Rainwater’s first official job, at 16, was as a pot washer in that hospital. After having spent 20 years working his way up the ranks at Delmonico Steakhouse at The Venetian, Rainwater, 44, was recently promoted to director of culinary operations overseeing Emeril Lagasse’s three Las Vegas restaurants.

His actual first job, washing buses for his uncle, who had a contract with the Los Angeles Unified School District, came when he was 13. He’d work 12- to 14-hour shifts because he realized if he wanted nice things, he’d have to pay for them himself.

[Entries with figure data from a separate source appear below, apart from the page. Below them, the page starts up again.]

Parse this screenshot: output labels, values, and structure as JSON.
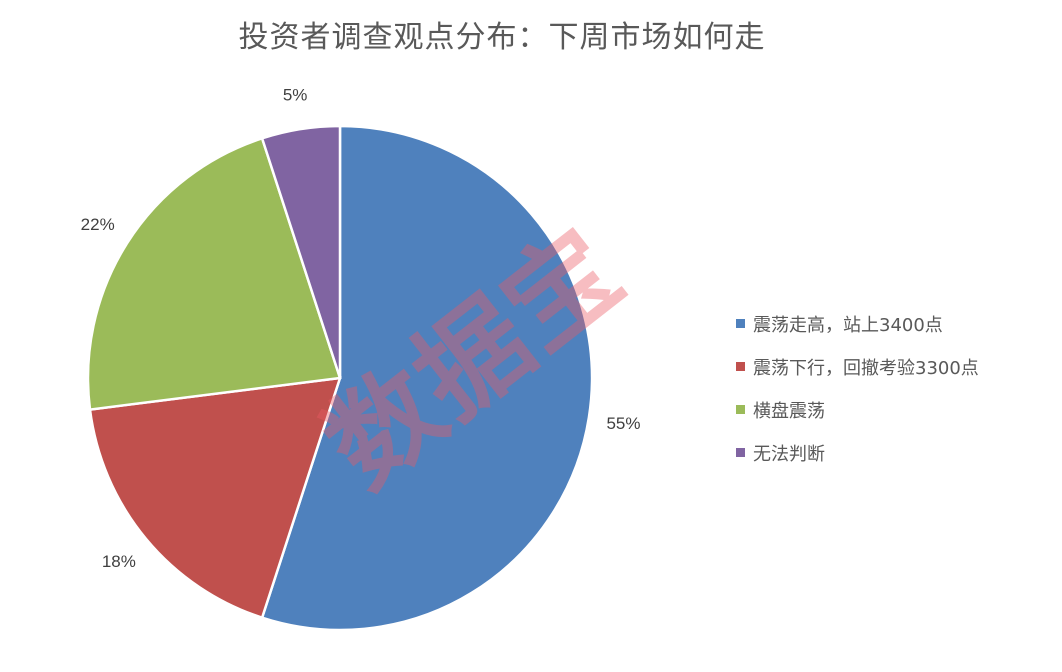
{
  "chart_data": {
    "type": "pie",
    "title": "投资者调查观点分布：下周市场如何走",
    "legend_position": "right",
    "categories": [
      "震荡走高，站上3400点",
      "震荡下行，回撤考验3300点",
      "横盘震荡",
      "无法判断"
    ],
    "values": [
      55,
      18,
      22,
      5
    ],
    "data_labels": [
      "55%",
      "18%",
      "22%",
      "5%"
    ],
    "colors": [
      "#4F81BD",
      "#C0504D",
      "#9BBB59",
      "#8064A2"
    ],
    "start_angle": "top, clockwise"
  },
  "watermark": "数据宝"
}
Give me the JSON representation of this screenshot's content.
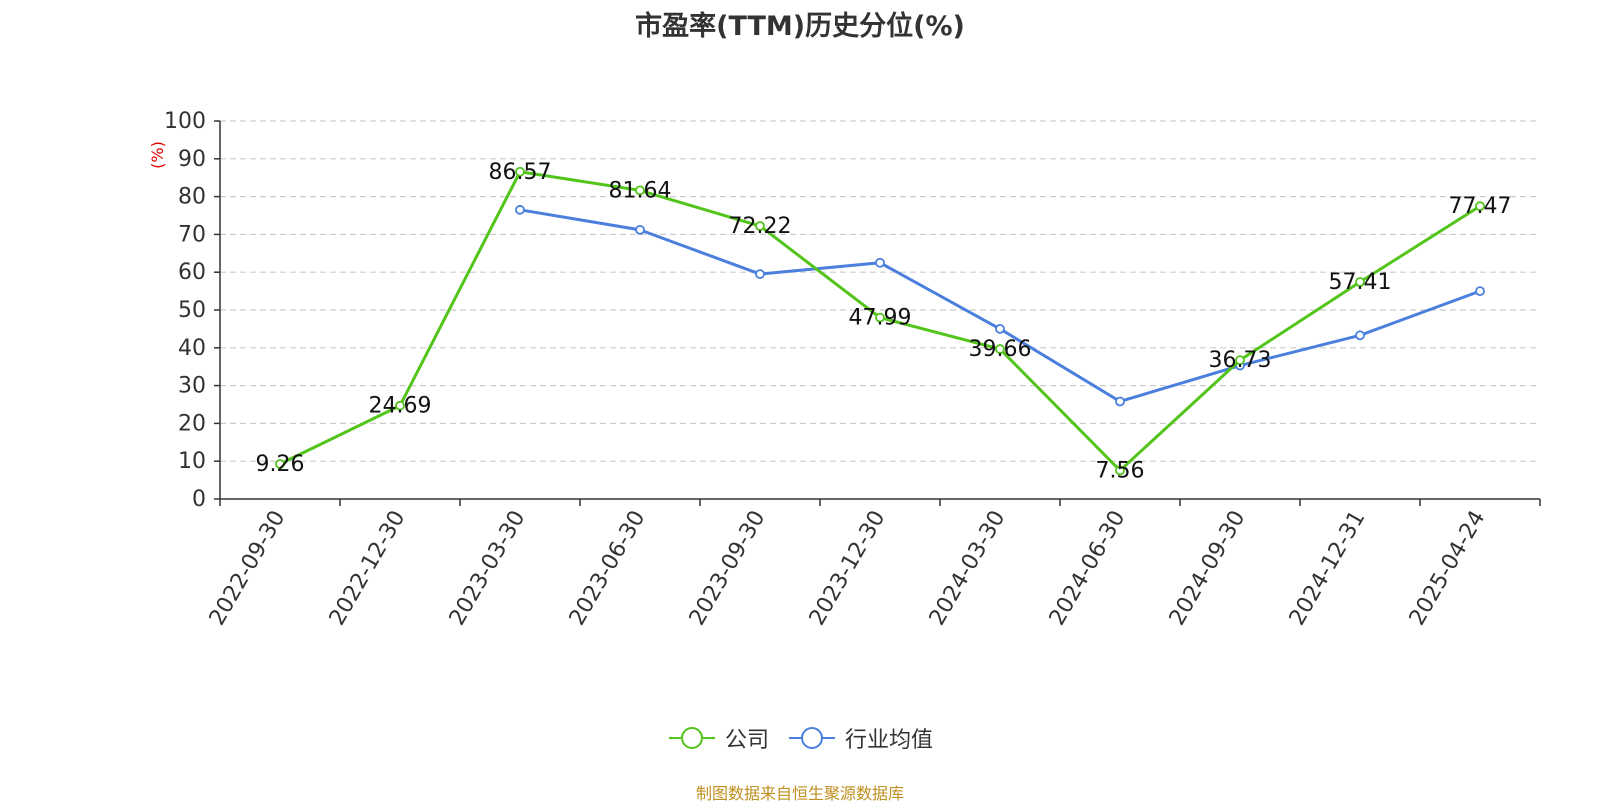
{
  "chart_data": {
    "type": "line",
    "title": "市盈率(TTM)历史分位(%)",
    "ylabel": "(%)",
    "ylim": [
      0,
      100
    ],
    "yticks": [
      0,
      10,
      20,
      30,
      40,
      50,
      60,
      70,
      80,
      90,
      100
    ],
    "categories": [
      "2022-09-30",
      "2022-12-30",
      "2023-03-30",
      "2023-06-30",
      "2023-09-30",
      "2023-12-30",
      "2024-03-30",
      "2024-06-30",
      "2024-09-30",
      "2024-12-31",
      "2025-04-24"
    ],
    "grid": true,
    "legend_position": "bottom",
    "series": [
      {
        "name": "公司",
        "color": "#52c41a",
        "show_labels": true,
        "values": [
          9.26,
          24.69,
          86.57,
          81.64,
          72.22,
          47.99,
          39.66,
          7.56,
          36.73,
          57.41,
          77.47
        ]
      },
      {
        "name": "行业均值",
        "color": "#4a7fde",
        "show_labels": false,
        "values": [
          null,
          null,
          76.5,
          71.2,
          59.5,
          62.5,
          45.0,
          25.8,
          35.3,
          43.3,
          55.0
        ]
      }
    ],
    "source_note": "制图数据来自恒生聚源数据库"
  }
}
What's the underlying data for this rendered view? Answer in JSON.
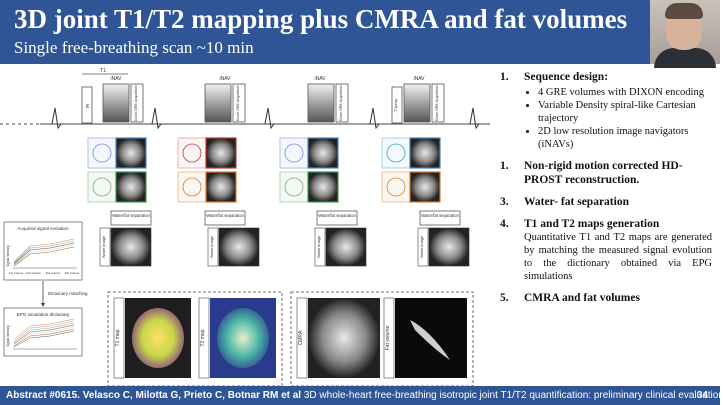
{
  "slide": {
    "title": "3D joint T1/T2 mapping plus CMRA and fat volumes",
    "subtitle": "Single free-breathing scan ~10 min"
  },
  "diagram": {
    "t1_label": "T1",
    "inav_label": "iNAV",
    "acq_label": "Dixon GRE Acquisition",
    "ir_label": "IR",
    "t2prep_label": "T2prep",
    "water_fat_label": "Water/fat separation",
    "water_image_label": "Water image",
    "acquired_signal_title": "Acquired signal evolution",
    "dictionary_matching_label": "Dictionary matching",
    "epg_dictionary_title": "EPG simulation dictionary",
    "signal_intensity_label": "Signal intensity",
    "volume_ticks": [
      "1st volume",
      "2nd volume",
      "3rd volume",
      "4th volume"
    ],
    "t1_map_label": "T1 map",
    "t2_map_label": "T2 map",
    "cmra_label": "CMRA",
    "fat_volume_label": "Fat volume"
  },
  "steps": [
    {
      "number": "1.",
      "heading": "Sequence design:",
      "bullets": [
        "4 GRE volumes with DIXON encoding",
        "Variable Density spiral-like Cartesian trajectory",
        "2D low resolution image navigators (iNAVs)"
      ]
    },
    {
      "number": "1.",
      "heading": "Non-rigid motion corrected HD-PROST reconstruction."
    },
    {
      "number": "3.",
      "heading": "Water- fat separation"
    },
    {
      "number": "4.",
      "heading": "T1 and T2 maps generation",
      "description": "Quantitative T1 and T2 maps are generated by matching the measured signal evolution to the dictionary obtained via EPG simulations"
    },
    {
      "number": "5.",
      "heading": "CMRA and fat volumes"
    }
  ],
  "footer": {
    "citation_bold": "Abstract #0615. Velasco C, Milotta G, Prieto C, Botnar RM et al",
    "citation_rest": " 3D whole-heart free-breathing isotropic joint T1/T2 quantification: preliminary clinical evaluation",
    "page_number": "34"
  },
  "colors": {
    "header_bg": "#2f5597",
    "border_blue": "#4a86c5",
    "border_orange": "#d97b2b",
    "border_green": "#3e9b52",
    "border_red": "#c0392b"
  }
}
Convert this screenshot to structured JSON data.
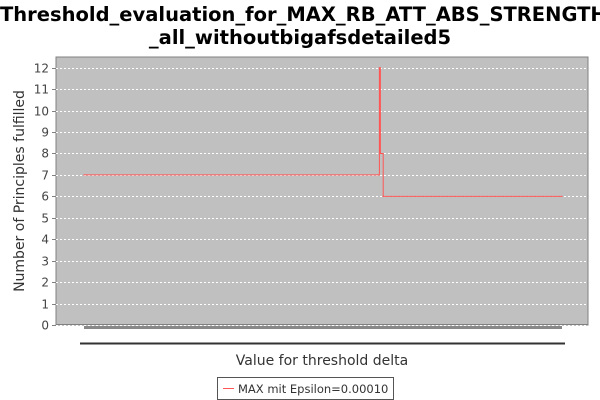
{
  "title_line1": "Threshold_evaluation_for_MAX_RB_ATT_ABS_STRENGTH",
  "title_line2": "_all_withoutbigafsdetailed5",
  "colors": {
    "plot_background": "#c0c0c0",
    "gridline": "#ffffff",
    "series": "#ff5555",
    "axis": "#808080"
  },
  "chart_data": {
    "type": "line",
    "title": "Threshold_evaluation_for_MAX_RB_ATT_ABS_STRENGTH_all_withoutbigafsdetailed5",
    "xlabel": "Value for threshold delta",
    "ylabel": "Number of Principles fulfilled",
    "ylim": [
      0,
      12.5
    ],
    "yticks": [
      0,
      1,
      2,
      3,
      4,
      5,
      6,
      7,
      8,
      9,
      10,
      11,
      12
    ],
    "xlim": [
      0,
      1
    ],
    "x_tick_labels": [],
    "grid": true,
    "legend_position": "bottom",
    "series": [
      {
        "name": "MAX mit Epsilon=0.00010",
        "color": "#ff5555",
        "x": [
          0.0,
          0.615,
          0.618,
          0.62,
          0.624,
          0.626,
          1.0
        ],
        "y": [
          7,
          7,
          12,
          8,
          8,
          6,
          6
        ]
      }
    ]
  }
}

“I would take my weekends, which, as a 13-year-old kid, were valuable,” Rainwater recalls. “You went to school during the week, and you wanted to hang out on the weekends. So I would sacrifice that and work, because during the week I had the most lunch money and (the best) snack time. I bought my first pair of Air Jordans with that money.”

Rainwater may not have had a Black father, but he’s relying on the lessons he’s learned now that he’s become one himself. His daughter, Riley, is about to turn 16. His son, Regan, just turned 13.

“I’ve tried to instill that in my kids, that regardless of whatever personal challenges or circumstances you have, or limitations you think you have, hard work will always persevere. You may not be the most talented person in the room, but you can outwork a more talented person.”